Sure enough, the KPC originated from the New York patient despite NIH's precautions. Testing bacteria from the 17 additional patients who ultimately caught it shows the KPC was transmitted three separate times from Patient No. 1, and then spread more widely.

Even this sophisticated technology couldn't prove exactly how transmission occurred. But it turns out that Patient 3 had been in the ICU at the same time as the New York woman and really was the next infected, silently carrying the bug longer before becoming sick. That was enough time for Patient 3's infection to spread to Patient 2, who just got sick faster.

Meanwhile, NIH was making big changes. All the ICU patients underwent more invasive testing, using rectal swabs, to check for silent germ carriers. A new wall created a separate ICU to house them. Doctors, nurses, even janitors assigned there could work nowhere else, and monitors were paid to make sure everyone followed infection-control rules.

Yet a patient a week was either becoming infected or found to be a silent carrier of the same KPC strain.

"Honestly, we were very scared at that point," Segre recalled.

Test after test never found the bug on hospital workers' hands. Tainted objects like the ventilator couldn't be ruled out ? but NIH adopted more complex and expensive decontamination, using robot-like machines to spray germ-killing hydrogen peroxide into the tiniest of crevices in all affected rooms and equipment.

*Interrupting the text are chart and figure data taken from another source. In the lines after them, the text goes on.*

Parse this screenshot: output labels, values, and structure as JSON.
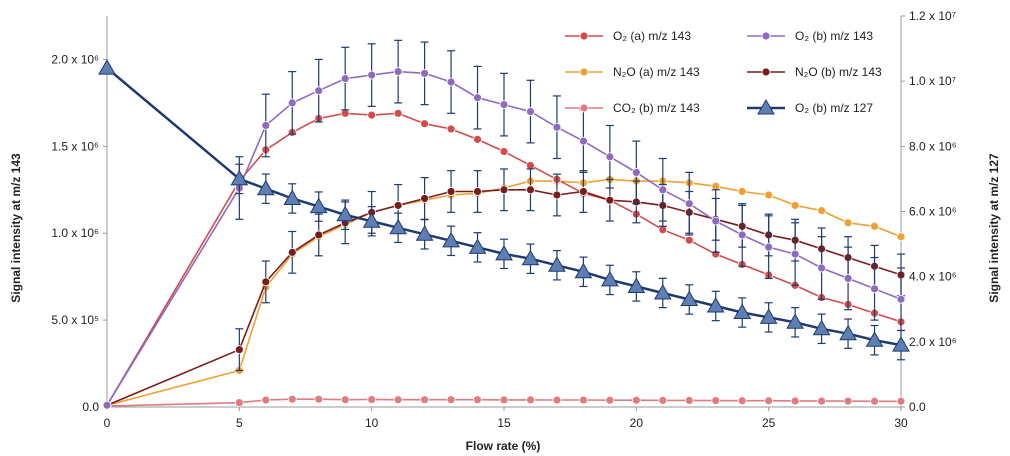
{
  "chart_data": {
    "type": "line",
    "title": "",
    "xlabel": "Flow rate (%)",
    "ylabel_left": "Signal intensity at m/z 143",
    "ylabel_right": "Signal intensity at m/z 127",
    "xlim": [
      0,
      30
    ],
    "ylim_left": [
      0,
      2250000
    ],
    "ylim_right": [
      0,
      12000000
    ],
    "x_ticks": [
      0,
      5,
      10,
      15,
      20,
      25,
      30
    ],
    "y_ticks_left": [
      {
        "value": 0,
        "label": "0.0"
      },
      {
        "value": 500000,
        "label": "5.0 x 10⁵"
      },
      {
        "value": 1000000,
        "label": "1.0 x 10⁶"
      },
      {
        "value": 1500000,
        "label": "1.5 x 10⁶"
      },
      {
        "value": 2000000,
        "label": "2.0 x 10⁶"
      }
    ],
    "y_ticks_right": [
      {
        "value": 0,
        "label": "0.0"
      },
      {
        "value": 2000000,
        "label": "2.0 x 10⁶"
      },
      {
        "value": 4000000,
        "label": "4.0 x 10⁶"
      },
      {
        "value": 6000000,
        "label": "6.0 x 10⁶"
      },
      {
        "value": 8000000,
        "label": "8.0 x 10⁶"
      },
      {
        "value": 10000000,
        "label": "1.0 x 10⁷"
      },
      {
        "value": 12000000,
        "label": "1.2 x 10⁷"
      }
    ],
    "grid": false,
    "legend_position": "top-right",
    "x": [
      0,
      5,
      6,
      7,
      8,
      9,
      10,
      11,
      12,
      13,
      14,
      15,
      16,
      17,
      18,
      19,
      20,
      21,
      22,
      23,
      24,
      25,
      26,
      27,
      28,
      29,
      30
    ],
    "series": [
      {
        "name": "O₂ (a) m/z 143",
        "axis": "left",
        "color": "#d34b4b",
        "marker": "circle",
        "errorbars": false,
        "values": [
          10000,
          1300000,
          1480000,
          1580000,
          1660000,
          1690000,
          1680000,
          1690000,
          1630000,
          1600000,
          1540000,
          1470000,
          1390000,
          1310000,
          1230000,
          1190000,
          1110000,
          1020000,
          960000,
          880000,
          820000,
          760000,
          700000,
          630000,
          590000,
          540000,
          490000
        ]
      },
      {
        "name": "N₂O (a) m/z 143",
        "axis": "left",
        "color": "#f0a030",
        "marker": "circle",
        "errorbars": false,
        "values": [
          10000,
          210000,
          690000,
          880000,
          980000,
          1050000,
          1120000,
          1160000,
          1190000,
          1220000,
          1230000,
          1260000,
          1300000,
          1300000,
          1290000,
          1310000,
          1300000,
          1300000,
          1290000,
          1270000,
          1240000,
          1220000,
          1160000,
          1130000,
          1060000,
          1040000,
          980000
        ]
      },
      {
        "name": "CO₂ (b) m/z 143",
        "axis": "left",
        "color": "#e07b80",
        "marker": "circle",
        "errorbars": false,
        "values": [
          5000,
          25000,
          40000,
          45000,
          45000,
          42000,
          43000,
          42000,
          42000,
          42000,
          42000,
          41000,
          41000,
          40000,
          40000,
          39000,
          39000,
          38000,
          38000,
          37000,
          36000,
          36000,
          35000,
          34000,
          34000,
          33000,
          33000
        ]
      },
      {
        "name": "O₂ (b) m/z 143",
        "axis": "left",
        "color": "#8e6bbf",
        "marker": "circle",
        "errorbars": true,
        "error": 180000,
        "values": [
          10000,
          1260000,
          1620000,
          1750000,
          1820000,
          1890000,
          1910000,
          1930000,
          1920000,
          1870000,
          1780000,
          1740000,
          1700000,
          1610000,
          1530000,
          1440000,
          1350000,
          1250000,
          1170000,
          1070000,
          990000,
          920000,
          880000,
          800000,
          740000,
          680000,
          620000
        ]
      },
      {
        "name": "N₂O (b) m/z 143",
        "axis": "left",
        "color": "#7a1c1c",
        "marker": "circle",
        "errorbars": true,
        "error": 120000,
        "values": [
          10000,
          330000,
          720000,
          890000,
          990000,
          1060000,
          1120000,
          1160000,
          1200000,
          1240000,
          1240000,
          1250000,
          1250000,
          1220000,
          1240000,
          1190000,
          1180000,
          1160000,
          1120000,
          1080000,
          1040000,
          990000,
          960000,
          910000,
          860000,
          810000,
          760000
        ]
      },
      {
        "name": "O₂ (b) m/z 127",
        "axis": "right",
        "color": "#1f3a6e",
        "marker_color": "#5e7fb3",
        "marker": "triangle",
        "errorbars": true,
        "error": 450000,
        "values": [
          10400000,
          7000000,
          6700000,
          6400000,
          6150000,
          5900000,
          5700000,
          5500000,
          5300000,
          5100000,
          4900000,
          4700000,
          4550000,
          4350000,
          4150000,
          3900000,
          3700000,
          3500000,
          3300000,
          3100000,
          2900000,
          2750000,
          2600000,
          2400000,
          2250000,
          2050000,
          1900000
        ]
      }
    ]
  }
}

Still, November brought more bad news: The outbreak strain had escaped the ICU, as two patients who'd never been there now were carrying it. A new isolation room was built, and all 200-plus patients in the hospital started undergoing rectal testing.

The outbreak now is over, the last carrier found in December. But NIH isn't dropping its guard. The isolation room remains, used every time one of the seven outbreak survivors returns to the hospital for their ongoing research studies ? because they still carry the strain. Those rectal tests continue, hospital-wide once a month, to be sure no new KPC strain sneaks in.

Bacterial sequencing is becoming fast and cheap enough for most large hospitals to use during tough outbreaks, said Dr. Lance Peterson, microbiology and infectious disease director at NorthShore University HealthSystem in Evanston, Ill.

But another lesson is how much it takes to guard against these bugs sneaking in in the first place. Peterson said his hospital does weekly rectal testing of every ICU patient as a precaution.

"There's better technology becoming available for your hospital to prevent these bacteria from spreading, and this is what you should expect from your hospital," he said.